Bielefeld. Die Zeit rennt: Während Hunderte Bielefelder am Samstag über den zugefrorenen Obersee schlittern, probt die Feuerwehr auf dem Johannisbach den Ernstfall. Einsatzleiter Joachim Thies: "Bei der Eisrettung kommt es auf jede Sekunde an, die Überlebenschancen im Wasser sind bei diesen Temperaturen gering." Es geht ums Ganze.
Mit 30 Einsatzkräften ist die Feuerwehr vor Ort. Keine einfache Übung, wie Einsatzleiter Joachim Thies sagt. "Jeden Winter steht die Eisrettung auf dem Programm, eine Herausforderung ist sie aber immer." Die Retter dürfen keine Zeit verlieren, sie wissen nicht, wann genau das Opfer in den Bach eingebrochen war.
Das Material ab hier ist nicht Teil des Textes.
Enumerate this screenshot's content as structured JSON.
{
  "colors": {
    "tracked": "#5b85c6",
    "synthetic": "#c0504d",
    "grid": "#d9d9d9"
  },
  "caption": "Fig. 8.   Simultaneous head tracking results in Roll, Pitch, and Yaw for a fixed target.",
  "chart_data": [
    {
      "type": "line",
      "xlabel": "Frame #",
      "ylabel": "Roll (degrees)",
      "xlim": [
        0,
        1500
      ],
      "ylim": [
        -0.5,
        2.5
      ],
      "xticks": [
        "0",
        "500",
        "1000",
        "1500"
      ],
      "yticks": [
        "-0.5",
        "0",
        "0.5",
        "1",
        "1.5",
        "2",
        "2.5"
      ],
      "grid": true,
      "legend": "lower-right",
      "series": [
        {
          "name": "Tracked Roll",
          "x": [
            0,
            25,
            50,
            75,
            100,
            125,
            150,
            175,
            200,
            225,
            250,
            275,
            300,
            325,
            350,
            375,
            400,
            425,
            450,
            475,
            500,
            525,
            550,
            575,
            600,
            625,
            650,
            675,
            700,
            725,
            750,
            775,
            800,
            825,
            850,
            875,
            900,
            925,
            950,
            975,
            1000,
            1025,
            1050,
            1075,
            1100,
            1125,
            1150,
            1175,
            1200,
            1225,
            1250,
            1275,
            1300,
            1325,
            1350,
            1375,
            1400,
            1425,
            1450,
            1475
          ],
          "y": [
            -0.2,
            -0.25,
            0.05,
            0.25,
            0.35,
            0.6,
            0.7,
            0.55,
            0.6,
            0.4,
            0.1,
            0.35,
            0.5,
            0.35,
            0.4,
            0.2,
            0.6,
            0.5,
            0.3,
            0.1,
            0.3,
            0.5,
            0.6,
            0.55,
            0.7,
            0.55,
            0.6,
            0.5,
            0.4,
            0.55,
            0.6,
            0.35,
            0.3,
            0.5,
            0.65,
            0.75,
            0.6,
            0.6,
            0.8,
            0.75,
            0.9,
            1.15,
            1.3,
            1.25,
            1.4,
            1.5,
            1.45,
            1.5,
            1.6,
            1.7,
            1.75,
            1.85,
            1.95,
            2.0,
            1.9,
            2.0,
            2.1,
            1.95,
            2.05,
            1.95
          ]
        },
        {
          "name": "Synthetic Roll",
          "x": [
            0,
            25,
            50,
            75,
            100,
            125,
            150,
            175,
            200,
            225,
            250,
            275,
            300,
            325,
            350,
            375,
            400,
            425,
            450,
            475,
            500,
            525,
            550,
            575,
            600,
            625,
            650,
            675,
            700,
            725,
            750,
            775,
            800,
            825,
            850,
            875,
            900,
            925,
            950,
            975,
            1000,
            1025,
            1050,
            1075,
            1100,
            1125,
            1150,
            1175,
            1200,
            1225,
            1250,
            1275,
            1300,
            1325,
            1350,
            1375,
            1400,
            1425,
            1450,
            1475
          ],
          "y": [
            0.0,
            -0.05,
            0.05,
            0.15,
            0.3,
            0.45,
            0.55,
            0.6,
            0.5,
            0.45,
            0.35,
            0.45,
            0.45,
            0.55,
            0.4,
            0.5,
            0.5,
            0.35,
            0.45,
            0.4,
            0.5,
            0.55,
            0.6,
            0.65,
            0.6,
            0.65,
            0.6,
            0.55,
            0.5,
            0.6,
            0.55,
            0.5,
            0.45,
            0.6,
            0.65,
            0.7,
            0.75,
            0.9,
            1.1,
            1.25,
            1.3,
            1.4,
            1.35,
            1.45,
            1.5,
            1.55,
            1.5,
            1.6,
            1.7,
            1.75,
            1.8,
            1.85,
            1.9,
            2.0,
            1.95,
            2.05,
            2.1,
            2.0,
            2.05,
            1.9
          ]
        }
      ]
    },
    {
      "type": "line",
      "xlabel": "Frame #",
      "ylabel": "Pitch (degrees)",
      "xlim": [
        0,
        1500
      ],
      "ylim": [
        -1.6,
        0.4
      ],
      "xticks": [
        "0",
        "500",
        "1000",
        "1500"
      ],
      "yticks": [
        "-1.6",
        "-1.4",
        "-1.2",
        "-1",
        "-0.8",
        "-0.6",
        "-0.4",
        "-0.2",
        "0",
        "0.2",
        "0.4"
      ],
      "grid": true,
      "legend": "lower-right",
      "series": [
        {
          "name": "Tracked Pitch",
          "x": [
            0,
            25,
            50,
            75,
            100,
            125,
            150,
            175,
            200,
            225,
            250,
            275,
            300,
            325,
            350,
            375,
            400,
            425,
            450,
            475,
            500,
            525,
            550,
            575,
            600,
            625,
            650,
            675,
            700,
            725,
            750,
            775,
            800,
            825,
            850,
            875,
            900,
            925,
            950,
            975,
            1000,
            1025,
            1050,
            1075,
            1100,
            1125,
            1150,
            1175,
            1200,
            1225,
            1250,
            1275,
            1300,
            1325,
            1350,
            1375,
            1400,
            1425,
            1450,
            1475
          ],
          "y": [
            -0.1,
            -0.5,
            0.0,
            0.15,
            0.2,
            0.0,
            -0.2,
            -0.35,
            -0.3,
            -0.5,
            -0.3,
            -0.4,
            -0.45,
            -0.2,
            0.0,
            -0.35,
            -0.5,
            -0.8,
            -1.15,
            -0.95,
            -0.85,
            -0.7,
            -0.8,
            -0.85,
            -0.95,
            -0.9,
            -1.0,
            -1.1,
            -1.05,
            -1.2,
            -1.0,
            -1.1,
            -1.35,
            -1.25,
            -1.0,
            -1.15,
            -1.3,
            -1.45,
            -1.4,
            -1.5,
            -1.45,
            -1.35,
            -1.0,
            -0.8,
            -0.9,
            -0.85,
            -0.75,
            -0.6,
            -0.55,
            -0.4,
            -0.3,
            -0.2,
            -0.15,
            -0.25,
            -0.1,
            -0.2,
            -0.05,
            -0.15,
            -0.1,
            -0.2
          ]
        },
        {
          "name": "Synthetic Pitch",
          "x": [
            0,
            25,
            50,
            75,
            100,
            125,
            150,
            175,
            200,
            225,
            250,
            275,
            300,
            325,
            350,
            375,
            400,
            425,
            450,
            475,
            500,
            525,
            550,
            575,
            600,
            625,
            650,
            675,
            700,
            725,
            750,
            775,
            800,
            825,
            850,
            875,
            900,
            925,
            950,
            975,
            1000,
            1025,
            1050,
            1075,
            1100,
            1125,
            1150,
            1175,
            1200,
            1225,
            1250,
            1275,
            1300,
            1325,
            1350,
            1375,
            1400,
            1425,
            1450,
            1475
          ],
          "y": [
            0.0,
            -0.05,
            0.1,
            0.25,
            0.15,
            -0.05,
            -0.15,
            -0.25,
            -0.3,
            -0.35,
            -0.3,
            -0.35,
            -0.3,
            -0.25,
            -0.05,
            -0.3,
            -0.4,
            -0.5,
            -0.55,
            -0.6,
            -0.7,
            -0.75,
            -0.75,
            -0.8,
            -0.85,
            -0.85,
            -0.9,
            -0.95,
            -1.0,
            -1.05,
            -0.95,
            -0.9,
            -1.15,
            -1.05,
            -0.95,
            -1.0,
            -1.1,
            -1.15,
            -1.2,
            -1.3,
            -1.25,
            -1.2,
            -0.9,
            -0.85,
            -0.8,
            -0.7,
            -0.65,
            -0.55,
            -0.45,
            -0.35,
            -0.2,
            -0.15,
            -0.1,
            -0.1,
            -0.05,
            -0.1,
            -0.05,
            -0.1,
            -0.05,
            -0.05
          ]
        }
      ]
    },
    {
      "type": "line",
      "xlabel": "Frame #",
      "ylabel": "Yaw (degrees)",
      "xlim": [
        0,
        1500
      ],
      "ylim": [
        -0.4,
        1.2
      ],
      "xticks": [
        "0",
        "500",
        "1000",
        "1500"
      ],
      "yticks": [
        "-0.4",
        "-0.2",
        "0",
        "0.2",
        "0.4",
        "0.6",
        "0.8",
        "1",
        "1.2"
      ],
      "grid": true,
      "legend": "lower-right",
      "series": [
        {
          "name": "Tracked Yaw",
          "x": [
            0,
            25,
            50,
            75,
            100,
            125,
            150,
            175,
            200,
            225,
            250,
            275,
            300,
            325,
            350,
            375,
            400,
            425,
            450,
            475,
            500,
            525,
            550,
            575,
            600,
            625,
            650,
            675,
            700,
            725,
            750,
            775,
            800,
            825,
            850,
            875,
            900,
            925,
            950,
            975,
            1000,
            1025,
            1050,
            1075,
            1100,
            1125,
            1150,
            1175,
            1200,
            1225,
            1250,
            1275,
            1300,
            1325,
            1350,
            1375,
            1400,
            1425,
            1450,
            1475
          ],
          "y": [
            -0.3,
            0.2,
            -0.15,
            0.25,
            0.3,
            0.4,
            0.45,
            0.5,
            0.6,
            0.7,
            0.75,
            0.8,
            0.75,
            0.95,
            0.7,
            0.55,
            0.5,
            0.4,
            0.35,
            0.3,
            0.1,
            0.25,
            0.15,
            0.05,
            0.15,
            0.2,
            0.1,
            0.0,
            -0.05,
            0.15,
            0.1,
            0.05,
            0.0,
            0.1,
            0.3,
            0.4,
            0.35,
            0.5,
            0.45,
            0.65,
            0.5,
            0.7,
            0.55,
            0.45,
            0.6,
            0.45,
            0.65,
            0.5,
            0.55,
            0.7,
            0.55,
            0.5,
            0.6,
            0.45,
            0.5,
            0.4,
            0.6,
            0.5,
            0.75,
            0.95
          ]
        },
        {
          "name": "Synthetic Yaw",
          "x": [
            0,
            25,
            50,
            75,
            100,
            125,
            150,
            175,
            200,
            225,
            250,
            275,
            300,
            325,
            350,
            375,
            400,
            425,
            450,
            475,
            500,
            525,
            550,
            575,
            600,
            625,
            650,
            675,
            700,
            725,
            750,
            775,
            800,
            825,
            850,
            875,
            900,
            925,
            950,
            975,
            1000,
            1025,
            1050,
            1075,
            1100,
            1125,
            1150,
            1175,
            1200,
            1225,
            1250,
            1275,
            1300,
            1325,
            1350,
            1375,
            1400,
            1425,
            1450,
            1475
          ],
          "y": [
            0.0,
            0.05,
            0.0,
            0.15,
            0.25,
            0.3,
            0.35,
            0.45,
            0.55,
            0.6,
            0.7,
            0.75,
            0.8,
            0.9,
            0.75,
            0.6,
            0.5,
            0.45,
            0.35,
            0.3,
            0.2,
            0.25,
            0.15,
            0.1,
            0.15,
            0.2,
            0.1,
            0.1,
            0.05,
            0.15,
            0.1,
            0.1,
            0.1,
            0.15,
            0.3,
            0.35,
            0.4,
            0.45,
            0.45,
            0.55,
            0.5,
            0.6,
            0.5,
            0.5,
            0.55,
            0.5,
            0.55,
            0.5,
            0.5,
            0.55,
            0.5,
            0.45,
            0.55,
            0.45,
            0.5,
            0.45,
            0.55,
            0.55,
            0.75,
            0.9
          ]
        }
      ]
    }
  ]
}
Im Wasser kühlt der Körper zwanzig Mal schneller aus als an Land, weiß Thies. Bei nur drei bis vier Minuten liegen die Überlebenschancen im Wasser zur Zeit. "Das ist nicht viel, bis ein Notruf bei uns eingegangen ist, kann schon viel Zeit verloren sein." Den Schutzanzug ziehen sich die Retter Philipp Lemmen und Dennis Streitbürger schon auf der Fahrt zum See an. Thies: "Damit sie vor Ort nur noch angeseilt werden müssen."
Noch trägt das Eis, 30 Zentimeter dick ist es, meint Obersee-Wirt Christian Schulz. Zwar habe er nicht gebohrt, aber bei Temperaturen im zweistelligen Minus-Bereich sei das normal. Wer auf die etwa 20 Hektar große Fläche will, für den bestehe keine Gefahr. Schulz: "Beruhigend ist es aber trotzdem, dass die Feuerwehr für den Notfall gerüstet ist."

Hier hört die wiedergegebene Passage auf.